The differential biologic effects on normal tissue induced by PBT compared to XRT are not well established [36, 37]. The pathogenesis of ARD involves a combination of direct radiation injury and a subsequent inflammatory response, affecting cellular elements in the epidermis, dermis, and vasculature. Direct radiation injury causes changes in skin pigmentation through the migration of melanosomes, interrupted hair growth, and damage to the deeper dermis, which disrupts the normal process of skin cell repopulation, resulting in erythema due to dermal vessel dilation and release of a histamine-like substance [38]. The mechanism of radiation-induced inflammation is not yet completely understood, but keratinocytes, fibroblasts, and endothelial cells stimulate immune cells in the epidermal and dermal layers, as well as those in circulation [39].
Some degree of chronic radiodermatitis was observed in our cases with grade 3 ARD after longer follow-up. Grade 3 ARD at the end of XRT has been observed to be associated with neck fibrosis at 6 months in head and neck cancer patients [40]. Chronic radiodermatitis often presents several months to years after RT has been completed. Post-inflammatory hypo- and hyperpigmentation are common chronic changes seen in patients as a result of the dermo-epithelial junction being disrupted, which depends on patient- and treatment-related factors and may persist or normalize with time [9]. Telangiectasia and fibrosis are also common in chronic radiodermatitis in NPC patients. The incidence of symptomatic neck fibrosis varies from 2.3–38% in NPC patients treated with XRT [23, 41]. The consequential effect of ARD induced by PBT on chronic skin injury warrants further investigation.
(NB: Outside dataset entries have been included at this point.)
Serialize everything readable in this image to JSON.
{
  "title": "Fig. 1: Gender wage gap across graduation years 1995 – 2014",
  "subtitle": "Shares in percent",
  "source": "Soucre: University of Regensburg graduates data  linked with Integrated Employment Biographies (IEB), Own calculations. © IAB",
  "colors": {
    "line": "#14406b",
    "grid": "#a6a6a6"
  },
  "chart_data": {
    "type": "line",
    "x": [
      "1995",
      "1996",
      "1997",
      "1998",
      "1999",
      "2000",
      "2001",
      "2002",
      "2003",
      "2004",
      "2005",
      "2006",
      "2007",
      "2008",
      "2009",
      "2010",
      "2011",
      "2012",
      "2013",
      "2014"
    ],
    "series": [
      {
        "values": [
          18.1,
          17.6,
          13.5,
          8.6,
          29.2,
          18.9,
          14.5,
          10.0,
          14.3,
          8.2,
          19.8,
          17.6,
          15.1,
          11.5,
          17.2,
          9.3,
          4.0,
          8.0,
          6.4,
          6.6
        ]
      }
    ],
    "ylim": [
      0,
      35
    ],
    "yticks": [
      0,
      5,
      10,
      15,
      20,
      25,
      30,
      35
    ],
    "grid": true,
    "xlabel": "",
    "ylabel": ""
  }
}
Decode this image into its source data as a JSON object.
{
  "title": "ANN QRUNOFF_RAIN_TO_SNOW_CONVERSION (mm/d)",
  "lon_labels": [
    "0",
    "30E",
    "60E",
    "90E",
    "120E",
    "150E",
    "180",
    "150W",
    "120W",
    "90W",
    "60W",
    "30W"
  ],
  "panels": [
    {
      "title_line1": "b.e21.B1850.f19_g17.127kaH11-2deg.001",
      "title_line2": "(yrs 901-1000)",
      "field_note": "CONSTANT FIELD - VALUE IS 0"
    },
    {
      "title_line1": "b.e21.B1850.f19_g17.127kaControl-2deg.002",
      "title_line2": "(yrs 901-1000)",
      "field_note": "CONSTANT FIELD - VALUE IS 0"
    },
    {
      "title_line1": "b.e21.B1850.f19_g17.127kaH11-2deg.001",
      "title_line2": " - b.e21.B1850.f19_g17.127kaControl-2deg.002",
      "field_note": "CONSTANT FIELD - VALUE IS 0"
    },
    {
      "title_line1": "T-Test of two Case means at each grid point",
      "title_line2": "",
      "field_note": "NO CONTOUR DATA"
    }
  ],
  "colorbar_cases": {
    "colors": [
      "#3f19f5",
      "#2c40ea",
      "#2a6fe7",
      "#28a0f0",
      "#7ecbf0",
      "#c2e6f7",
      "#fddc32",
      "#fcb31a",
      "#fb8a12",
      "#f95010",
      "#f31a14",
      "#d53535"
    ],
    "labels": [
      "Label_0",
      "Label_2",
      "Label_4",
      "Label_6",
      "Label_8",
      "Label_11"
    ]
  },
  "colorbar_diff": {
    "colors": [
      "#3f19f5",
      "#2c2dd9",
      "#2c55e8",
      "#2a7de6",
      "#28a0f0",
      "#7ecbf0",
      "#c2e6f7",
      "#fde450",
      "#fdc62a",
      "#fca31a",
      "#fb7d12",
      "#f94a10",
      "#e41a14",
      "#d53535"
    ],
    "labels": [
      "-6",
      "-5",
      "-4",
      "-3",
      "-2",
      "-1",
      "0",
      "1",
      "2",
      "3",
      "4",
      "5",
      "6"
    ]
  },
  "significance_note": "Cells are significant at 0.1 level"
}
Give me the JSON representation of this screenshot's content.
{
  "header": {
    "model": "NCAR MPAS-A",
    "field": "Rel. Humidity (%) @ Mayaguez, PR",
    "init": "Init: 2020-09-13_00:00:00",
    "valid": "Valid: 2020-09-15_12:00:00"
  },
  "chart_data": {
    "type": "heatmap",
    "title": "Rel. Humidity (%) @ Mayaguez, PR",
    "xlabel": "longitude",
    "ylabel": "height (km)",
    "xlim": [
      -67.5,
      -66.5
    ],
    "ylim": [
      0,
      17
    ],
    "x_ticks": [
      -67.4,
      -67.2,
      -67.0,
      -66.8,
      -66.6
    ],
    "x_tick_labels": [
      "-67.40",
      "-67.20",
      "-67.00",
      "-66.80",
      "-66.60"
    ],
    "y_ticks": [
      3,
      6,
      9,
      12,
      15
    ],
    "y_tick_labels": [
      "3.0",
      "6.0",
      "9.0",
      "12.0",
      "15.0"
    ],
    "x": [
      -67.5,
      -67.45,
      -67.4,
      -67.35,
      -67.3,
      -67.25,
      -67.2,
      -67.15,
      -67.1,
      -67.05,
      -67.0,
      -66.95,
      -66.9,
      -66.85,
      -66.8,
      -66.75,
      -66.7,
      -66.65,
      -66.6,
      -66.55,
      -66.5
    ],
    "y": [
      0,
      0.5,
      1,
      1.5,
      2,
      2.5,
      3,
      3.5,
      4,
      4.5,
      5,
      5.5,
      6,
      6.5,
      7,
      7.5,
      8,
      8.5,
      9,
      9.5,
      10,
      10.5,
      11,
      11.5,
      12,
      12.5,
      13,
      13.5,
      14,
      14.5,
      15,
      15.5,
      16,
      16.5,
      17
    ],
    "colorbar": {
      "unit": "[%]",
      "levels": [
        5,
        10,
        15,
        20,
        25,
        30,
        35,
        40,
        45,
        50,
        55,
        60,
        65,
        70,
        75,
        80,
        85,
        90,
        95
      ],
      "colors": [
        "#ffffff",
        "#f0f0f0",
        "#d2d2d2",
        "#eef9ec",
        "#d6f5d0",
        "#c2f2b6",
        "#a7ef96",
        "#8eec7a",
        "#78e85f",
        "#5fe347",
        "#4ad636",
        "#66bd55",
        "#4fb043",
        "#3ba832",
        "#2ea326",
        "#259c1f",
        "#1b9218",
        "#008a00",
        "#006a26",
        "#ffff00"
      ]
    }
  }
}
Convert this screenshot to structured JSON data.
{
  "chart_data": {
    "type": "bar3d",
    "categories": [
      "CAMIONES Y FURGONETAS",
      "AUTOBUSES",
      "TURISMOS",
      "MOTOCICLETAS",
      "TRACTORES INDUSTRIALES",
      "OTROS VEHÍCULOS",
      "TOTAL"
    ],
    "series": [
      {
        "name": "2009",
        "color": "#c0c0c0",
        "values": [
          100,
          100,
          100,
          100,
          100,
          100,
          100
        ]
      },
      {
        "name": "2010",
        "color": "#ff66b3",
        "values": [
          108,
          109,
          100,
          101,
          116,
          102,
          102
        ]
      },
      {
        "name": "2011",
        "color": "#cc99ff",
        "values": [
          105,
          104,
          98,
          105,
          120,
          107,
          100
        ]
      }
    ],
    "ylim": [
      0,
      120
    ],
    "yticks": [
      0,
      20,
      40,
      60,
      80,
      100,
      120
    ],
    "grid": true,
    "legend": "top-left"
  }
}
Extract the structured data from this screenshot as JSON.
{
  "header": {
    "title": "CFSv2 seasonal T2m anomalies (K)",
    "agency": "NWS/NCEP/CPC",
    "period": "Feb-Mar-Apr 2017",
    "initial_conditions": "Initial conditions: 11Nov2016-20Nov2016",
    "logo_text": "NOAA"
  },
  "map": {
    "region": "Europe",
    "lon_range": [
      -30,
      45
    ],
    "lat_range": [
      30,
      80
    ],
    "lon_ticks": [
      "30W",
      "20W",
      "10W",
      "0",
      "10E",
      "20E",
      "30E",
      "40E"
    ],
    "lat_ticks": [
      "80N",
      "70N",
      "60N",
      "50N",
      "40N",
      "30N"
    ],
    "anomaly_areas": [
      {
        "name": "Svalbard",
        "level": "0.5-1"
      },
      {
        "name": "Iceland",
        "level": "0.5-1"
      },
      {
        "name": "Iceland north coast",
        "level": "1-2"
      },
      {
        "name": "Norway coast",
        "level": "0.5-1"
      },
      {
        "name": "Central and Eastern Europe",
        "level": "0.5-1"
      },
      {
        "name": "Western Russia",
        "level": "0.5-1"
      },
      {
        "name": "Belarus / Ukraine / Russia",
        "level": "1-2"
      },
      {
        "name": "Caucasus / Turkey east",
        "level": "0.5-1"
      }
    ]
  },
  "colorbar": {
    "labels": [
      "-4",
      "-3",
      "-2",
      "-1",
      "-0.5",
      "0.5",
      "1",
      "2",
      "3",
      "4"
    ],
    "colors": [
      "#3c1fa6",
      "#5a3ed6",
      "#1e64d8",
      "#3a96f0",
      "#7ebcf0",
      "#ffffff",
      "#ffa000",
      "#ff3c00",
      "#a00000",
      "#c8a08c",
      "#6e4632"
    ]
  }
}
General management of ARD begins with basic preventive measures, including self-care and the use of prophylactic topical corticosteroids and/or antibiotics. It is difficult to establish strong evidence-based clinical practice guidelines in the approach to self-care for ARD. The medication for ARD induced by PBT generally follows the clinical practice used for patients treated with XRT. Several clinical trials have demonstrated a favorable effect for the use of prophylactic topical corticosteroids [42–44] or silver sulfadiazine [45] to reduce ARD. In our cohort, topical corticosteroid was prescribed for patients with grade 1 ARD and silver sulfadiazine was added if the ARD progressed to grade 2 or more. The regimens were observed to be effective in the treatment of ARD induced by PBT.
Admittedly, there are several limitations to the study. First, the cases were limited to a single institute and it is therefore vulnerable to selection bias. Second, a dosimetric evaluation of the effects of PBT on the skin surface was not conducted due to the limited sample size. Third, the effect of ARD induced by PBT on chronic skin injury needs long-term studies.